Record stock markets will attract schemers, so it is also understandable why legendary investor Charlie Munger weighed in on Wednesday at the Daily Journal annual shareholders meeting, saying, "It's most egregious in the momentum trading by novice investors lured in by new types of brokerage operation like Robinhood and I think all of this activity is regrettable." He said of business models like Robinhood, "It's a dirty way of making money."

If an investor has an issue with Robinhood — either for the hedge fund or speculative trading links, or the human tragedy associated with it — the fact is that there are now plenty of options in the brokerage world doing what it does, and which has been responsible for bringing so many new investors into the market: offering free trades, of stocks, ETFs or mutual funds. That list now includes Schwab, TD Ameritrade (now owned by Schwab), E-Trade Financial (now owned by Morgan Stanley), Fidelity Investments, and the investing firm synonymous with buy-and-hold investing, Vanguard.

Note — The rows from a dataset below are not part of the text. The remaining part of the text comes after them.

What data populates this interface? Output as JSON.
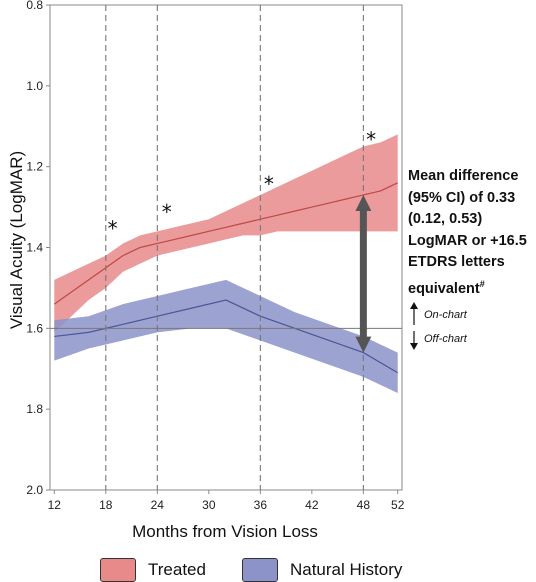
{
  "chart_data": {
    "type": "line",
    "xlabel": "Months from Vision Loss",
    "ylabel": "Visual Acuity (LogMAR)",
    "x_ticks": [
      12,
      18,
      24,
      30,
      36,
      42,
      48,
      52
    ],
    "y_ticks": [
      "0.8",
      "1.0",
      "1.2",
      "1.4",
      "1.6",
      "1.8",
      "2.0"
    ],
    "xlim": [
      11.5,
      52.5
    ],
    "ylim": [
      0.8,
      2.0
    ],
    "y_inverted": true,
    "grid": false,
    "reference_line_y": 1.6,
    "vertical_dashed_lines_x": [
      18,
      24,
      36,
      48
    ],
    "series": [
      {
        "name": "Treated",
        "color": "#e07070",
        "fill_color": "#e88a8a",
        "x": [
          12,
          14,
          16,
          18,
          20,
          22,
          24,
          26,
          28,
          30,
          32,
          34,
          36,
          38,
          40,
          42,
          44,
          46,
          48,
          50,
          52
        ],
        "y": [
          1.54,
          1.51,
          1.48,
          1.45,
          1.42,
          1.4,
          1.39,
          1.38,
          1.37,
          1.36,
          1.35,
          1.34,
          1.33,
          1.32,
          1.31,
          1.3,
          1.29,
          1.28,
          1.27,
          1.26,
          1.24
        ],
        "ci_low": [
          1.48,
          1.46,
          1.44,
          1.42,
          1.39,
          1.37,
          1.36,
          1.35,
          1.34,
          1.33,
          1.31,
          1.29,
          1.27,
          1.25,
          1.23,
          1.21,
          1.19,
          1.17,
          1.15,
          1.14,
          1.12
        ],
        "ci_high": [
          1.61,
          1.57,
          1.53,
          1.5,
          1.46,
          1.44,
          1.42,
          1.41,
          1.4,
          1.39,
          1.38,
          1.37,
          1.37,
          1.36,
          1.36,
          1.36,
          1.36,
          1.36,
          1.36,
          1.36,
          1.36
        ]
      },
      {
        "name": "Natural History",
        "color": "#6b76b8",
        "fill_color": "#8c93c9",
        "x": [
          12,
          16,
          20,
          24,
          28,
          32,
          36,
          40,
          44,
          48,
          52
        ],
        "y": [
          1.62,
          1.61,
          1.59,
          1.57,
          1.55,
          1.53,
          1.57,
          1.6,
          1.63,
          1.66,
          1.71
        ],
        "ci_low": [
          1.58,
          1.57,
          1.54,
          1.52,
          1.5,
          1.48,
          1.52,
          1.56,
          1.59,
          1.62,
          1.66
        ],
        "ci_high": [
          1.68,
          1.65,
          1.63,
          1.61,
          1.6,
          1.6,
          1.63,
          1.66,
          1.69,
          1.72,
          1.76
        ]
      }
    ],
    "significance_markers": [
      {
        "x": 18.8,
        "y": 1.37,
        "label": "*"
      },
      {
        "x": 25.1,
        "y": 1.33,
        "label": "*"
      },
      {
        "x": 37.0,
        "y": 1.26,
        "label": "*"
      },
      {
        "x": 48.9,
        "y": 1.15,
        "label": "*"
      }
    ],
    "difference_arrow": {
      "x": 48,
      "y_from": 1.27,
      "y_to": 1.66
    },
    "annotation": {
      "lines": [
        "Mean difference",
        "(95% CI) of 0.33",
        "(0.12, 0.53)",
        "LogMAR or +16.5",
        "ETDRS letters"
      ],
      "last_line": "equivalent",
      "superscript": "#"
    },
    "on_chart_label": "On-chart",
    "off_chart_label": "Off-chart",
    "legend": [
      {
        "name": "Treated",
        "color": "#e88a8a"
      },
      {
        "name": "Natural History",
        "color": "#8c93c9"
      }
    ],
    "legend_position": "bottom"
  }
}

Financial advisors say the first step to take with extra money is set up an emergency savings account — 39% of 18- to 24-year-olds responding to the survey said they could tap saving for an emergency $2,000 expense. Twenty percent said they would have to borrow from friends or family; 10% take out a personal loan; 7% sell something they own; 6% use a credit card.

If emergency savings is secured, starting an investment account is the first step to market wealth accumulation, which has societal purpose, and historically, investing in the markets is a safe bet. Investing in the S&P over the last 20 years produced an annualized return of 7.2%. Trying to time the market, though, less wise. If you had missed the top 10 days in those 20 years you return is cut in half, falling to 3.5%.

Once an individual starts investing, they should expect mistakes — the important thing is to learn from them. That's what Mark Cuban did long before he was a billionaire, when he first got into the market.

Boneparth advises anyone who may have gotten caught up in the hysteria of meme stocks to use that as a learning experience.

"There's a time and place to take risk, but that is after you have your other investments set up nice and neat. Assess your behaviors — how did you get there. Take it as a lesson. The biggest tragedy is not learning from the experience."